Moderner Liedermacher in bester Tradition
Handwerkliches Geschick kann eine ganz exzellente Voraussetzung für die Fähigkeit, ein Instrument wirklich zum Klingen zu bringen, sein. Der in der Nähe von Schwäbisch-Hall lebende Töpfer, Sänger und Poet Erik Beisswenger ist so jemand. Viele Jahre ließ sich der 1960 geborene, an Songwriter-Größen wie Allan Taylor geschulte Sänger und Gitarrist Zeit, ehe sein erstes, leider nur von Eingeweihten aus der „Folk-Szene“ beachtetes Album „Weit Weg“ vor einigen Jahren erschien.
Beisswenger hat seitdem viele, viele Konzerte gegeben und sich im Rahmen eines längeren Auslandsaufenthaltes auf sein zweites Werk besonnen. „Frühling“, nicht zu verwechseln mit einem Songtitel vom großen Chanson-Mann Klaus Hoffmann, spielte Erik Beisswenger u.a. mit der „Zupfgeigenhansel“-Legende Erich Schmeckenbacher weitestgehend in dessen Polkartstudio ein, und abermals besticht dieser Silberling bereits durch ein wunderbares Coverbild vom in Tübingen lebenden Maler Joachim Lehrer.
Elf Songs und Melodien aus eigener Feder werden so auch optisch schön ummantelt, und es macht von Beginn an Freude, Beisswenger zuzuhören. Er hat nicht nur eine sonore, angenehm klingende Stimme, sondern er spielt auch auf so überzeugende Weise Gitarre, dass man sein neues Album gerne neben die letzten deutschsprachigen Veröffentlichungen von Werner Lämmerhirt einreihen mag. Dabei setzt Beisswenger auf kongeniale Begleiter, die mal Akkordeon, mal Fiddle, mal – wie in „Musik auf der Straße“ – ein antreibendes Cajon beisteuern. Oder Bass und Hammond-Orgel.
Wahrhaft frühlingshafte, bisweilen aber auch angenehm melancholische Melodien führen jedoch nicht nur auf die meist triste Einkaufsmeile einer beliebigen Stadt, sondern gar nach Irland, wo sich Beisswenger oft aufhielt und Energie und Inspirationen tankte. Er kennt sicher auch von dort ganz alltägliche Geschichten, die von Leuten erzählen, die gerne anderen Schuld für eigene Unvollkommenheit zuweisen. Und von jenen, vielleicht raren, Männern, die aufopferungsfähig bereit sind, so ziemlich alles „Für Sie“ zu tun. Oder von einer scheinbar aussterbenden Spezies, die, dem Zeitgeist freudig trotzend, lieber auf `ne schwarze LP setzt als auf einen schnöden download-code.

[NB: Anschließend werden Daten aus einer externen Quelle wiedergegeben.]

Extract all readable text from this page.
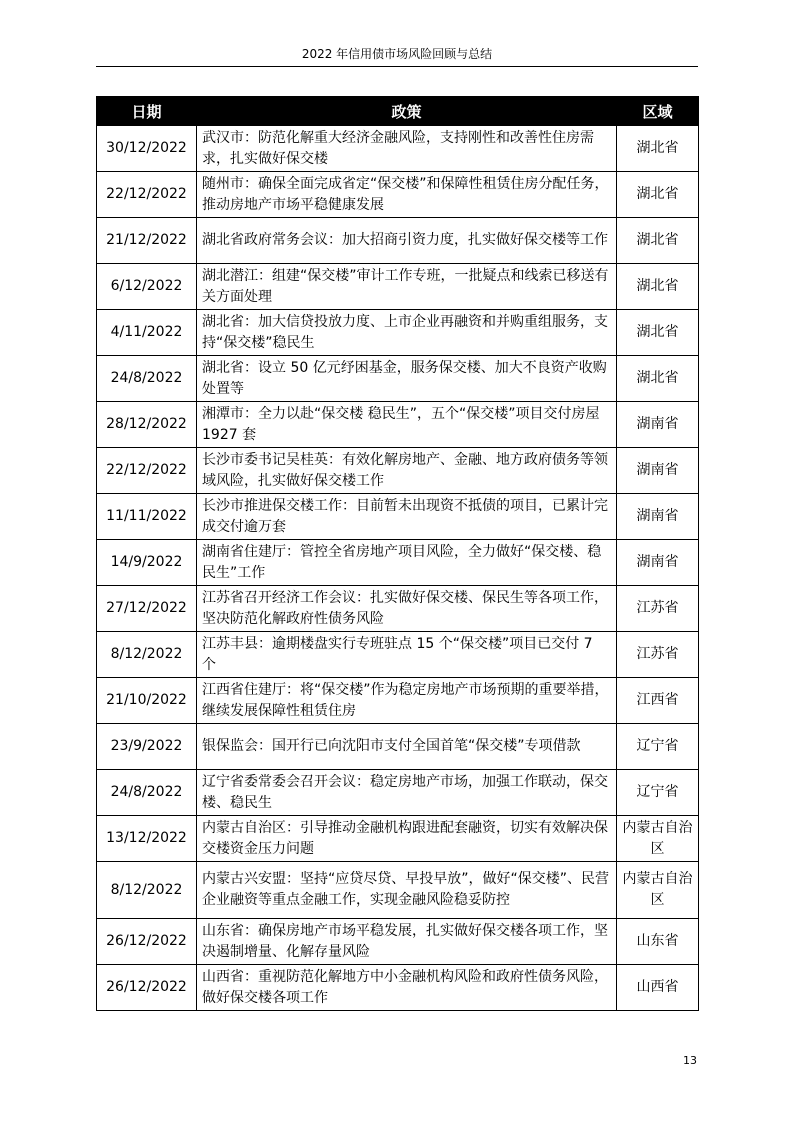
2022 年信用债市场风险回顾与总结
日期	政策	区域
30/12/2022	武汉市：防范化解重大经济金融风险，支持刚性和改善性住房需求，扎实做好保交楼	湖北省
22/12/2022	随州市：确保全面完成省定“保交楼”和保障性租赁住房分配任务，推动房地产市场平稳健康发展	湖北省
21/12/2022	湖北省政府常务会议：加大招商引资力度，扎实做好保交楼等工作	湖北省
6/12/2022	湖北潜江：组建“保交楼”审计工作专班，一批疑点和线索已移送有关方面处理	湖北省
4/11/2022	湖北省：加大信贷投放力度、上市企业再融资和并购重组服务，支持“保交楼”稳民生	湖北省
24/8/2022	湖北省：设立 50 亿元纾困基金，服务保交楼、加大不良资产收购处置等	湖北省
28/12/2022	湘潭市：全力以赴“保交楼 稳民生”，五个“保交楼”项目交付房屋 1927 套	湖南省
22/12/2022	长沙市委书记吴桂英：有效化解房地产、金融、地方政府债务等领域风险，扎实做好保交楼工作	湖南省
11/11/2022	长沙市推进保交楼工作：目前暂未出现资不抵债的项目，已累计完成交付逾万套	湖南省
14/9/2022	湖南省住建厅：管控全省房地产项目风险，全力做好“保交楼、稳民生”工作	湖南省
27/12/2022	江苏省召开经济工作会议：扎实做好保交楼、保民生等各项工作，坚决防范化解政府性债务风险	江苏省
8/12/2022	江苏丰县：逾期楼盘实行专班驻点 15 个“保交楼”项目已交付 7 个	江苏省
21/10/2022	江西省住建厅：将“保交楼”作为稳定房地产市场预期的重要举措，继续发展保障性租赁住房	江西省
23/9/2022	银保监会：国开行已向沈阳市支付全国首笔“保交楼”专项借款	辽宁省
24/8/2022	辽宁省委常委会召开会议：稳定房地产市场，加强工作联动，保交楼、稳民生	辽宁省
13/12/2022	内蒙古自治区：引导推动金融机构跟进配套融资，切实有效解决保交楼资金压力问题	内蒙古自治区
8/12/2022	内蒙古兴安盟：坚持“应贷尽贷、早投早放”，做好“保交楼”、民营企业融资等重点金融工作，实现金融风险稳妥防控	内蒙古自治区
26/12/2022	山东省：确保房地产市场平稳发展，扎实做好保交楼各项工作，坚决遏制增量、化解存量风险	山东省
26/12/2022	山西省：重视防范化解地方中小金融机构风险和政府性债务风险，做好保交楼各项工作	山西省
13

Auch das macht Beisswengers Songs so sympathisch: Sie klingen herrlich altmodisch, so, wie schon „Liedermacher“ – Beisswenger muss dieses Wort nicht mögen – klangen, als wir einst auf den Spuren von Wader, „Zupfgeigenhansel“, Wecker oder „Fiedel Michel“ wanderten und immer wieder wenigstens einen wirklich tollen Song auf ihren jeweiligen LPs für uns entdeckten, die uns dann lange begleiteten. „Frühling“ hat davon einige. Auch dafür mögen wir diese CD, die nur als LP noch schöner wäre.